Project Affiliation:


    University of California, Berkeley

Description:


    Video teleconferencing lacks personal mobility and autonomy; we cannot control what we see or hear. Even with cameras in every room, the experience lacks the spatial continuity of a walk around the building.

    In Space Browsers, this problem is solved by a small helium blimp with a video camera and other equipment mounted on it. This tele-mobot Space Browser immerses the user in a remote world by providing real-time remote environmental information, continuity of motion, and user control of that motion. These elements provide the cues necessary to stitch together an entire experience into a coherent picture of a building and its occupants. Users can also communicate with the remote world and its inhabitants using this system.

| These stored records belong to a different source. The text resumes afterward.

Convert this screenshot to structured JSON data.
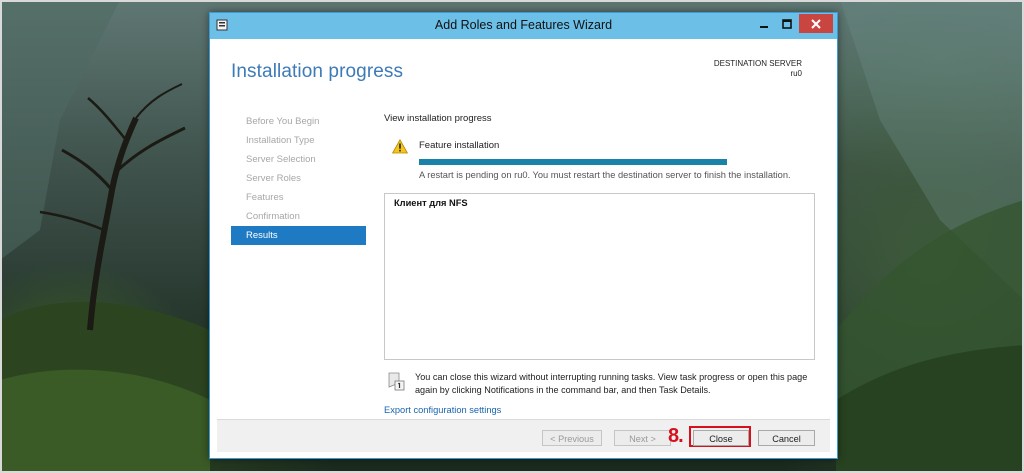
{
  "window": {
    "title": "Add Roles and Features Wizard",
    "accent_color": "#6cc0e8",
    "close_color": "#c9453f"
  },
  "page": {
    "title": "Installation progress",
    "destination_label": "DESTINATION SERVER",
    "destination_server": "ru0"
  },
  "nav": {
    "items": [
      {
        "label": "Before You Begin",
        "active": false
      },
      {
        "label": "Installation Type",
        "active": false
      },
      {
        "label": "Server Selection",
        "active": false
      },
      {
        "label": "Server Roles",
        "active": false
      },
      {
        "label": "Features",
        "active": false
      },
      {
        "label": "Confirmation",
        "active": false
      },
      {
        "label": "Results",
        "active": true
      }
    ],
    "active_color": "#1f7ac4"
  },
  "content": {
    "heading": "View installation progress",
    "feature_label": "Feature installation",
    "progress": 1.0,
    "progress_color": "#1a82a8",
    "restart_message": "A restart is pending on ru0. You must restart the destination server to finish the installation.",
    "results_items": [
      "Клиент для NFS"
    ],
    "info_text": "You can close this wizard without interrupting running tasks. View task progress or open this page again by clicking Notifications in the command bar, and then Task Details.",
    "export_link": "Export configuration settings"
  },
  "footer": {
    "previous_label": "< Previous",
    "next_label": "Next >",
    "close_label": "Close",
    "cancel_label": "Cancel",
    "annotation_step": "8.",
    "annotation_color": "#d6111d"
  },
  "icons": {
    "app": "server-manager-icon",
    "minimize": "minimize-icon",
    "maximize": "maximize-icon",
    "close": "close-icon",
    "warning": "warning-icon",
    "info": "notification-flag-icon"
  }
}
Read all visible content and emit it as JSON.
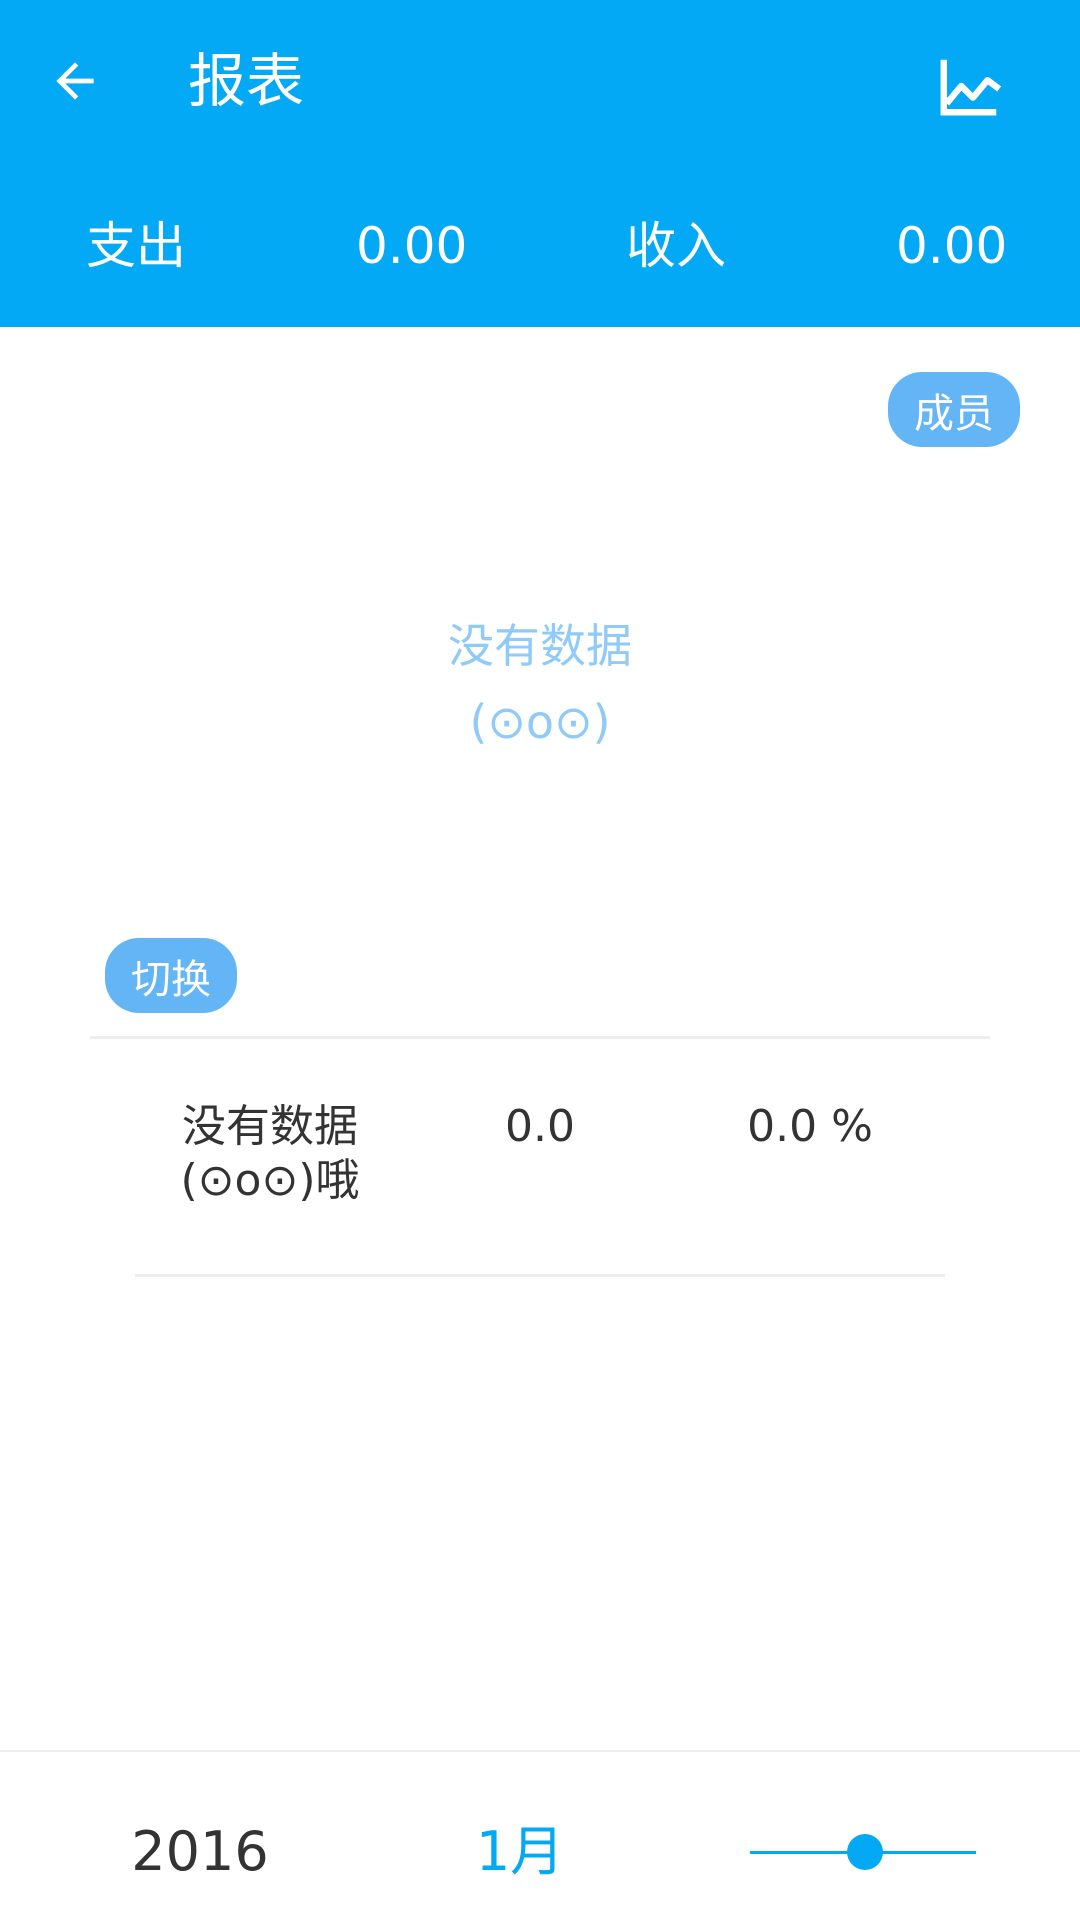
{
  "toolbar": {
    "title": "报表",
    "back_icon": "arrow-left-icon",
    "chart_icon": "line-chart-icon"
  },
  "summary": {
    "expense_label": "支出",
    "expense_value": "0.00",
    "income_label": "收入",
    "income_value": "0.00"
  },
  "chart": {
    "member_button": "成员",
    "empty_line1": "没有数据",
    "empty_line2": "(⊙o⊙)",
    "switch_button": "切换"
  },
  "table": {
    "rows": [
      {
        "name_line1": "没有数据",
        "name_line2": "(⊙o⊙)哦",
        "amount": "0.0",
        "percent": "0.0 %"
      }
    ]
  },
  "footer": {
    "year": "2016",
    "month": "1月",
    "slider_fraction": 0.5
  },
  "colors": {
    "primary": "#03A9F4",
    "chip": "#64B5F6",
    "empty_text": "#90CAF9",
    "body_text": "#333333"
  }
}
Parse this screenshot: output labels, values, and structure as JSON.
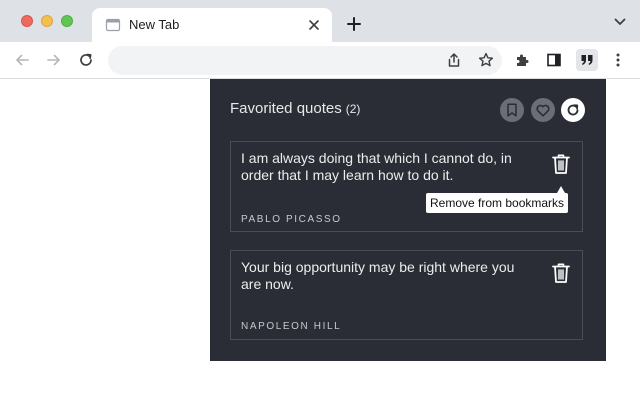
{
  "browser": {
    "tab": {
      "title": "New Tab"
    },
    "omnibox": {
      "value": "",
      "placeholder": ""
    }
  },
  "icons": {
    "tab_favicon": "page-icon",
    "tab_close": "close-icon",
    "new_tab": "plus-icon",
    "tab_search": "chevron-down-icon",
    "back": "arrow-left-icon",
    "forward": "arrow-right-icon",
    "reload": "reload-icon",
    "share": "share-icon",
    "bookmark_star": "star-icon",
    "extensions": "puzzle-icon",
    "side_panel": "side-panel-icon",
    "quotes_extension": "quote-icon",
    "menu": "kebab-menu-icon"
  },
  "popup": {
    "title": "Favorited quotes",
    "count": "(2)",
    "header_icons": [
      "bookmark-icon",
      "heart-icon",
      "refresh-icon"
    ],
    "tooltip": "Remove from bookmarks",
    "quotes": [
      {
        "text": "I am always doing that which I cannot do, in order that I may learn how to do it.",
        "author": "PABLO PICASSO"
      },
      {
        "text": "Your big opportunity may be right where you are now.",
        "author": "NAPOLEON HILL"
      }
    ]
  },
  "colors": {
    "popup_bg": "#2a2d35",
    "card_border": "#4a4d55",
    "tabstrip_bg": "#dee1e6",
    "muted_button": "#6b6e76"
  }
}
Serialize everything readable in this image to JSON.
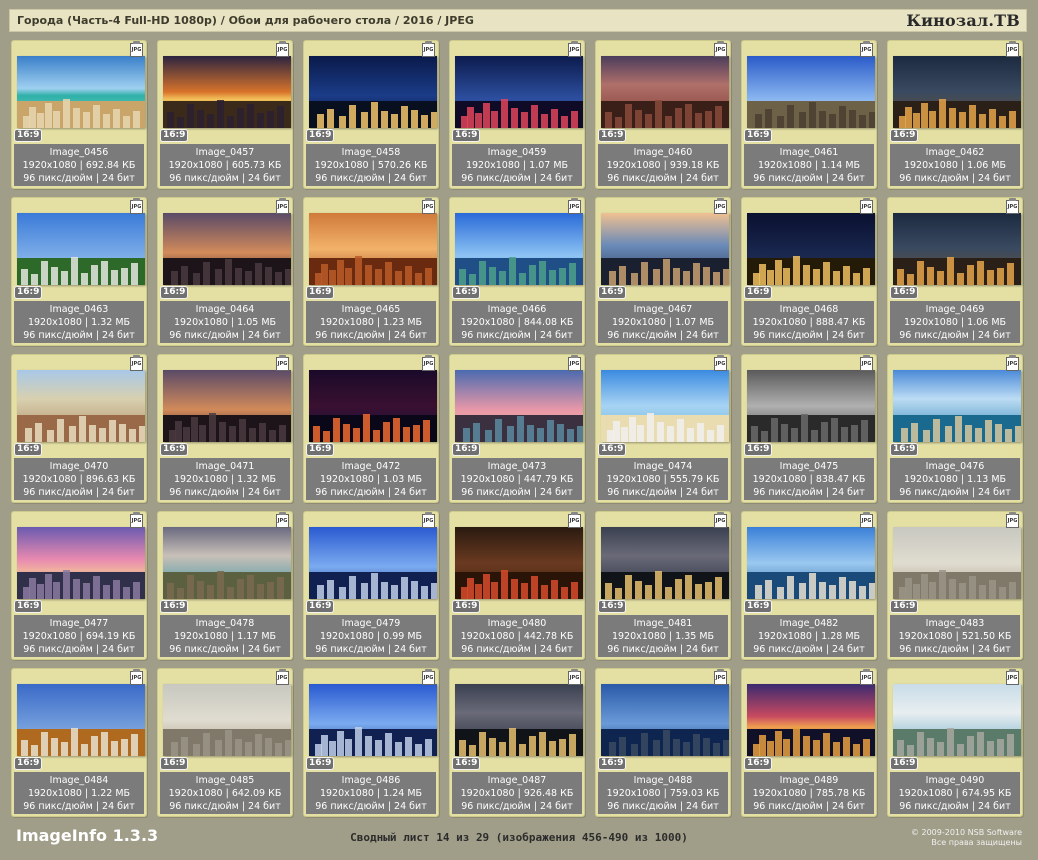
{
  "header": {
    "title": "Города (Часть-4 Full-HD 1080p) / Обои для рабочего стола / 2016 / JPEG",
    "brand": "Кинозал.ТВ"
  },
  "card_common": {
    "ratio": "16:9",
    "format_badge": "JPG",
    "dpi_line": "96 пикс/дюйм | 24 бит",
    "resolution": "1920x1080"
  },
  "cards": [
    {
      "name": "Image_0456",
      "size": "692.84 КБ",
      "theme": "resort"
    },
    {
      "name": "Image_0457",
      "size": "605.73 КБ",
      "theme": "sunset"
    },
    {
      "name": "Image_0458",
      "size": "570.26 КБ",
      "theme": "bridge-night"
    },
    {
      "name": "Image_0459",
      "size": "1.07 МБ",
      "theme": "bridge-lights"
    },
    {
      "name": "Image_0460",
      "size": "939.18 КБ",
      "theme": "cliff"
    },
    {
      "name": "Image_0461",
      "size": "1.14 МБ",
      "theme": "eiffel"
    },
    {
      "name": "Image_0462",
      "size": "1.06 МБ",
      "theme": "street-night"
    },
    {
      "name": "Image_0463",
      "size": "1.32 МБ",
      "theme": "palace"
    },
    {
      "name": "Image_0464",
      "size": "1.05 МБ",
      "theme": "dusk-city"
    },
    {
      "name": "Image_0465",
      "size": "1.23 МБ",
      "theme": "arch-bridge"
    },
    {
      "name": "Image_0466",
      "size": "844.08 КБ",
      "theme": "liberty"
    },
    {
      "name": "Image_0467",
      "size": "1.07 МБ",
      "theme": "manhattan"
    },
    {
      "name": "Image_0468",
      "size": "888.47 КБ",
      "theme": "vatican"
    },
    {
      "name": "Image_0469",
      "size": "1.06 МБ",
      "theme": "street-night"
    },
    {
      "name": "Image_0470",
      "size": "896.63 КБ",
      "theme": "aerial"
    },
    {
      "name": "Image_0471",
      "size": "1.32 МБ",
      "theme": "dusk-city"
    },
    {
      "name": "Image_0472",
      "size": "1.03 МБ",
      "theme": "night-lights"
    },
    {
      "name": "Image_0473",
      "size": "447.79 КБ",
      "theme": "pink-towers"
    },
    {
      "name": "Image_0474",
      "size": "555.79 КБ",
      "theme": "beach"
    },
    {
      "name": "Image_0475",
      "size": "838.47 КБ",
      "theme": "london-bw"
    },
    {
      "name": "Image_0476",
      "size": "1.13 МБ",
      "theme": "harbor"
    },
    {
      "name": "Image_0477",
      "size": "694.19 КБ",
      "theme": "pink-sky"
    },
    {
      "name": "Image_0478",
      "size": "1.17 МБ",
      "theme": "coast"
    },
    {
      "name": "Image_0479",
      "size": "0.99 МБ",
      "theme": "blue-city"
    },
    {
      "name": "Image_0480",
      "size": "442.78 КБ",
      "theme": "square"
    },
    {
      "name": "Image_0481",
      "size": "1.35 МБ",
      "theme": "night-skyline"
    },
    {
      "name": "Image_0482",
      "size": "1.28 МБ",
      "theme": "marina"
    },
    {
      "name": "Image_0483",
      "size": "521.50 КБ",
      "theme": "haze"
    },
    {
      "name": "Image_0484",
      "size": "1.22 МБ",
      "theme": "castle"
    },
    {
      "name": "Image_0485",
      "size": "642.09 КБ",
      "theme": "haze"
    },
    {
      "name": "Image_0486",
      "size": "1.24 МБ",
      "theme": "blue-city"
    },
    {
      "name": "Image_0487",
      "size": "926.48 КБ",
      "theme": "night-skyline"
    },
    {
      "name": "Image_0488",
      "size": "759.03 КБ",
      "theme": "island"
    },
    {
      "name": "Image_0489",
      "size": "785.78 КБ",
      "theme": "cathedral"
    },
    {
      "name": "Image_0490",
      "size": "674.95 КБ",
      "theme": "coast-city"
    }
  ],
  "footer": {
    "app_name": "ImageInfo 1.3.3",
    "summary": "Сводный лист 14 из 29 (изображения 456-490 из 1000)",
    "copyright_line1": "© 2009-2010 NSB Software",
    "copyright_line2": "Все права защищены"
  }
}
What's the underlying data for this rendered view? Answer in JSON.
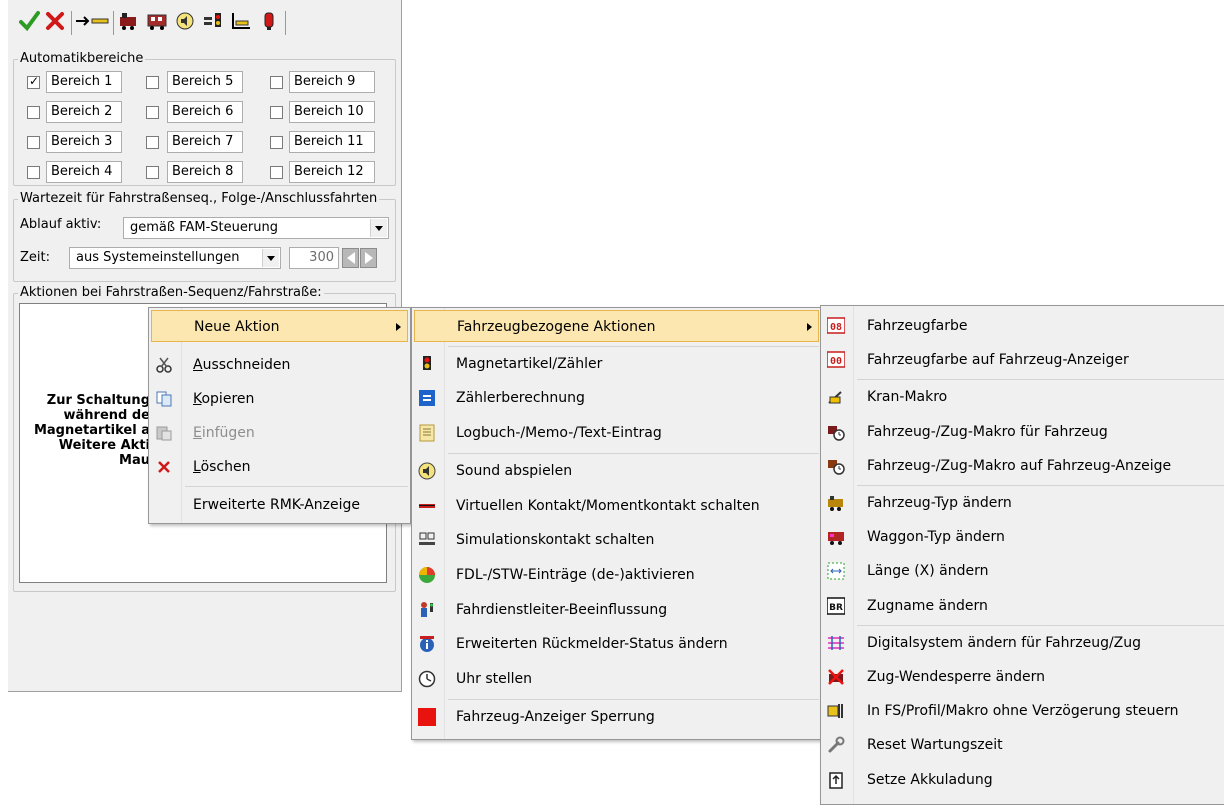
{
  "toolbar": {
    "icons": [
      "ok-check-icon",
      "cancel-x-icon",
      "arrow-track-icon",
      "locomotive-icon",
      "wagon-icon",
      "sound-icon",
      "signal-icon",
      "chart-icon",
      "lamp-icon"
    ],
    "colors": {
      "ok": "#2e9b25",
      "cancel": "#d01818"
    }
  },
  "auto_areas": {
    "legend": "Automatikbereiche",
    "items": [
      {
        "label": "Bereich 1",
        "checked": true
      },
      {
        "label": "Bereich 5",
        "checked": false
      },
      {
        "label": "Bereich 9",
        "checked": false
      },
      {
        "label": "Bereich 2",
        "checked": false
      },
      {
        "label": "Bereich 6",
        "checked": false
      },
      {
        "label": "Bereich 10",
        "checked": false
      },
      {
        "label": "Bereich 3",
        "checked": false
      },
      {
        "label": "Bereich 7",
        "checked": false
      },
      {
        "label": "Bereich 11",
        "checked": false
      },
      {
        "label": "Bereich 4",
        "checked": false
      },
      {
        "label": "Bereich 8",
        "checked": false
      },
      {
        "label": "Bereich 12",
        "checked": false
      }
    ]
  },
  "wait": {
    "legend": "Wartezeit für Fahrstraßenseq., Folge-/Anschlussfahrten",
    "ablauf_label": "Ablauf aktiv:",
    "ablauf_value": "gemäß FAM-Steuerung",
    "zeit_label": "Zeit:",
    "zeit_value": "aus Systemeinstellungen",
    "zeit_number": "300"
  },
  "actions": {
    "legend": "Aktionen bei Fahrstraßen-Sequenz/Fahrstraße:",
    "hint_lines": [
      "Zur Schaltung",
      "während de",
      "Magnetartikel a",
      "Weitere Akti",
      "Mau"
    ]
  },
  "menu1": {
    "items": [
      {
        "label": "Neue Aktion",
        "icon": "",
        "highlighted": true,
        "submenu": true
      },
      {
        "label": "Ausschneiden",
        "icon": "scissors-icon"
      },
      {
        "label": "Kopieren",
        "icon": "copy-icon"
      },
      {
        "label": "Einfügen",
        "icon": "paste-icon",
        "disabled": true
      },
      {
        "label": "Löschen",
        "icon": "delete-x-icon"
      },
      {
        "label": "Erweiterte RMK-Anzeige",
        "icon": ""
      }
    ]
  },
  "menu2": {
    "items": [
      {
        "label": "Fahrzeugbezogene Aktionen",
        "icon": "",
        "highlighted": true,
        "submenu": true
      },
      {
        "label": "Magnetartikel/Zähler",
        "icon": "signal-light-icon"
      },
      {
        "label": "Zählerberechnung",
        "icon": "equals-icon"
      },
      {
        "label": "Logbuch-/Memo-/Text-Eintrag",
        "icon": "logbook-icon"
      },
      {
        "label": "Sound abspielen",
        "icon": "speaker-icon"
      },
      {
        "label": "Virtuellen Kontakt/Momentkontakt schalten",
        "icon": "contact-icon"
      },
      {
        "label": "Simulationskontakt schalten",
        "icon": "simulation-icon"
      },
      {
        "label": "FDL-/STW-Einträge (de-)aktivieren",
        "icon": "fdl-icon"
      },
      {
        "label": "Fahrdienstleiter-Beeinflussung",
        "icon": "dispatcher-icon"
      },
      {
        "label": "Erweiterten Rückmelder-Status ändern",
        "icon": "info-icon"
      },
      {
        "label": "Uhr stellen",
        "icon": "clock-icon"
      },
      {
        "label": "Fahrzeug-Anzeiger Sperrung",
        "icon": "red-square-icon"
      }
    ]
  },
  "menu3": {
    "items": [
      {
        "label": "Fahrzeugfarbe",
        "icon": "vehicle-color-icon",
        "badge": "08"
      },
      {
        "label": "Fahrzeugfarbe auf Fahrzeug-Anzeiger",
        "icon": "vehicle-color-display-icon",
        "badge": "00"
      },
      {
        "label": "Kran-Makro",
        "icon": "crane-icon"
      },
      {
        "label": "Fahrzeug-/Zug-Makro für Fahrzeug",
        "icon": "vehicle-macro-icon"
      },
      {
        "label": "Fahrzeug-/Zug-Makro auf Fahrzeug-Anzeige",
        "icon": "vehicle-macro-display-icon"
      },
      {
        "label": "Fahrzeug-Typ ändern",
        "icon": "vehicle-type-icon"
      },
      {
        "label": "Waggon-Typ ändern",
        "icon": "wagon-type-icon"
      },
      {
        "label": "Länge (X) ändern",
        "icon": "length-icon"
      },
      {
        "label": "Zugname ändern",
        "icon": "train-name-icon",
        "badge": "BR"
      },
      {
        "label": "Digitalsystem ändern für Fahrzeug/Zug",
        "icon": "digital-system-icon"
      },
      {
        "label": "Zug-Wendesperre ändern",
        "icon": "reverse-lock-icon"
      },
      {
        "label": "In FS/Profil/Makro ohne Verzögerung steuern",
        "icon": "no-delay-icon"
      },
      {
        "label": "Reset Wartungszeit",
        "icon": "wrench-icon"
      },
      {
        "label": "Setze Akkuladung",
        "icon": "battery-icon"
      }
    ]
  }
}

    A Space Browser has several motors directly connected to small propellers, a video camera, a microphone, a speaker, and a radio transmitter. The payload is less than a pound. At the other end of the radio link, a computer links the blimp’s sensors and actuators to the network.

    The remote “pilot” uses a Java applet, running within any Java-supporting Web browser, to deliver continuous motion commands to the blimp. The pilot observes the real world from the viewpoint of the blimp, listens to sounds and conversations within its close proximity, and communicates by simply speaking to the computer. Many people can experience this version of teleembodiment simultaneously, since users who are not in direct control of the blimp can passively view the live video and audio as a pilot navigates.

    Space Browsers provide a new means of remote human interaction. They allow users to easily travel vast distances from their computers and interact in a familiar manner with others. Because they are inexpensive, Space Browsers have the potential to provide ubiquitous telepresence.